Mon oncle Haïm avait cet air noble, fait d'humanité et de rigueur, d'amour du prochain et du respect d'autrui, de ces hommes au destin particulier.
Il avait naturellement des qualités de chef dont il usait à bon escient. Il avait remplacé un père mort trop tôt, avait pris ses frères en charge, assuré leur ascension, fondé sa famille, et menait de main de maître cette belle « Imprimerie Royale Malka frères » qu'il avait fondée.
Mon oncle, bien que de taille moyenne, et ayant un certain embonpoint, avait de la prestance et surtout, indéniablement, une formidable présence.
Où qu'il se trouvât, on sentait son aura. C'était véritablement un honneur de l'avoir chez soi. Il avait en lui cette grandeur que Dieu accorde à certains élus .Sympathique, avenant, chaleureux, cheveux grisonnants, il marchait les mains derrière le dos et toussait de façon très caractéristique. Il annonçait ainsi son arrivée bien avant de paraître. Ceux qui étaient assis se levaient, ceux qui étaient debout se mettaient plus debout encore.
Il était M. Haïm S.Malka.
Ce n'est pas sans émotion que Léon Azoulay avait pénétré dans le bureau du patron, qui surplombait l'atelier d'où il pouvait tout voir, car l'oncle malgré sa grande bonté intimidait.

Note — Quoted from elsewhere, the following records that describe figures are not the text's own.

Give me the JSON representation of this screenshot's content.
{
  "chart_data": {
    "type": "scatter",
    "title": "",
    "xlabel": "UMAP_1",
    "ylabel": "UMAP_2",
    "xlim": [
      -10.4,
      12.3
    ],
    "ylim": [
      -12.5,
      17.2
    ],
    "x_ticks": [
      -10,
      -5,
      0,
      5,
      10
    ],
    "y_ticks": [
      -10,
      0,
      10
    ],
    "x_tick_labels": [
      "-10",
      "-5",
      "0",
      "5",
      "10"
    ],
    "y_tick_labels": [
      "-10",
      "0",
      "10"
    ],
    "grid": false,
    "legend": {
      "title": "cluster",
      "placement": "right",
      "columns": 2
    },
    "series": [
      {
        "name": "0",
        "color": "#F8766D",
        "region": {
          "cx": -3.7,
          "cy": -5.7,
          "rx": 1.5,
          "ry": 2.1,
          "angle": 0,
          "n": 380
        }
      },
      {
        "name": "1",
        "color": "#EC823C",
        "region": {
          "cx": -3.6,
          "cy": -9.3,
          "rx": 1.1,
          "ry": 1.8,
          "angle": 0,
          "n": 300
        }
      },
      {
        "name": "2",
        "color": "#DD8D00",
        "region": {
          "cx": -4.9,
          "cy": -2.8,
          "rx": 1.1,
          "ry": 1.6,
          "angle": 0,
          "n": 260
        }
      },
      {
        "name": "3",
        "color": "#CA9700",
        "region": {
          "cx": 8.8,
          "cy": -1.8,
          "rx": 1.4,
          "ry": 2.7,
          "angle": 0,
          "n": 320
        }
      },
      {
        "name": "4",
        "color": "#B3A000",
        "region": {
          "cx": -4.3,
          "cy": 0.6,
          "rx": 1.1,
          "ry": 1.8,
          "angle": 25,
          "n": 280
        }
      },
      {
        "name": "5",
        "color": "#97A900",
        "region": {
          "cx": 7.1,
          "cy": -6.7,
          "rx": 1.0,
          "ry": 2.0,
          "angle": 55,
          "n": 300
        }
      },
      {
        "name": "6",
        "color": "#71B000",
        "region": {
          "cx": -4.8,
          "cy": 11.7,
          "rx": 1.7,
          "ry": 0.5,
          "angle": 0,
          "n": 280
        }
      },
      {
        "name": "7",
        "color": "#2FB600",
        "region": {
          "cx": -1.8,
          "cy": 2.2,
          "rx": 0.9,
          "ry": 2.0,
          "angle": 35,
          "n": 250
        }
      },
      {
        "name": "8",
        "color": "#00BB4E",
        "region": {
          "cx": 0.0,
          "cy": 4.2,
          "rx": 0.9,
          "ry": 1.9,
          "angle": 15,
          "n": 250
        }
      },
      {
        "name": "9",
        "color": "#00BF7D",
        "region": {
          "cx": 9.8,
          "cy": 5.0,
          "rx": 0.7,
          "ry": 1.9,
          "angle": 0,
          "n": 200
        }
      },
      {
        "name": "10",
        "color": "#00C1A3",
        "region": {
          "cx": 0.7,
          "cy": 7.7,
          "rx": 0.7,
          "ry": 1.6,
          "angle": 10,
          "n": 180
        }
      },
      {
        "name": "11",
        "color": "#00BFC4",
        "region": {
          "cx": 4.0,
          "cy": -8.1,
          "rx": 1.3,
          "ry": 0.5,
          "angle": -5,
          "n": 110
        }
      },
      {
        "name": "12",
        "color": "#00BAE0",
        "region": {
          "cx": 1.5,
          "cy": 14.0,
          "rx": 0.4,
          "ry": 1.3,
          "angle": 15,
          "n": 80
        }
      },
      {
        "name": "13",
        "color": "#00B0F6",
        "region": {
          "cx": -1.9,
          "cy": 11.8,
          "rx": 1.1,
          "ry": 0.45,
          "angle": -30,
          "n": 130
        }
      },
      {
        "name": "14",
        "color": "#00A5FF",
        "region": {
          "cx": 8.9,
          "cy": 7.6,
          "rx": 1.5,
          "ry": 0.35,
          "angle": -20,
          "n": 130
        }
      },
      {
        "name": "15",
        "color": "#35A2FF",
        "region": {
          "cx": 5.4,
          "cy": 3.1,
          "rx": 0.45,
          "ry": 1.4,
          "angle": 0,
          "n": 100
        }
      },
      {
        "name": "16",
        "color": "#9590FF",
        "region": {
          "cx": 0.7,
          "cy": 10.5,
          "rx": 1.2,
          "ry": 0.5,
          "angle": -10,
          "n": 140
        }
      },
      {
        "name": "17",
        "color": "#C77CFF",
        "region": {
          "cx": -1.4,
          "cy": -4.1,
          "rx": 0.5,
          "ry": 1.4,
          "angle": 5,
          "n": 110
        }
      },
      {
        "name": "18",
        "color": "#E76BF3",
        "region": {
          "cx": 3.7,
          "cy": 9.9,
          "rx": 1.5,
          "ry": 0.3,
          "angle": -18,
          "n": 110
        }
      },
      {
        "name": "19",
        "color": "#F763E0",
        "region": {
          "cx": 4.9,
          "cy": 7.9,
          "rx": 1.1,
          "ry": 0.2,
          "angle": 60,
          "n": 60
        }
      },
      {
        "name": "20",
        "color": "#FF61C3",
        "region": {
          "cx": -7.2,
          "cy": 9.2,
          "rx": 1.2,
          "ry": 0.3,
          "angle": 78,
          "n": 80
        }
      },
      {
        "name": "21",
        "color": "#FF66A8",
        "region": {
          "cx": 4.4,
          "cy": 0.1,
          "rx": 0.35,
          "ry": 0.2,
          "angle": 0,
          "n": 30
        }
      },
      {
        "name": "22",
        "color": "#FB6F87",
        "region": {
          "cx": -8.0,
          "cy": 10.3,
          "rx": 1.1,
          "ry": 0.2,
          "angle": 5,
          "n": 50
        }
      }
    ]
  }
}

Léon faisait rouler d'un mouvement rapide et nerveux son béret entre ses mains pleines de colle séchée.
-Bonjour, M'sieur Malka.
-Oui Léon, entre! entre! dit mon oncle avec sa bonhomie habituelle.
- Voilà M.Malka… continuait Léon, visiblement mal à l'aise.
Comme il avait l'air gauche, cet ouvrier habituellement adroit, capable de diriger d'une main sûre hommes et machines, voici qu'il tremblait devant un autre homme qui faisait pourtant tout pour le mettre à l'aise.
-Tu veux un verre de thé, Léon?
-Non merci M'sieur Malka, non, c'était pour vous dire...Voilà...ma femme et moi on aimerait bien vous inviter à la maison si ça n'vous dérange pas, si vous pouvez, si vous n'êtes pas trop occupé…
-Mais avec plaisir, je serais très heureux, avec plaisir, dit mon oncle avec un large sourire.
Léon était visiblement soulagé. Il l'avait dit à M. Malka. M.Malka avait accepté. Sa femme serait contente puisque c'est elle qui avait insisté.
Son visage s'était éclairé et aucune promotion, aucune augmentation n'aurait pu lui procurer autant de joie.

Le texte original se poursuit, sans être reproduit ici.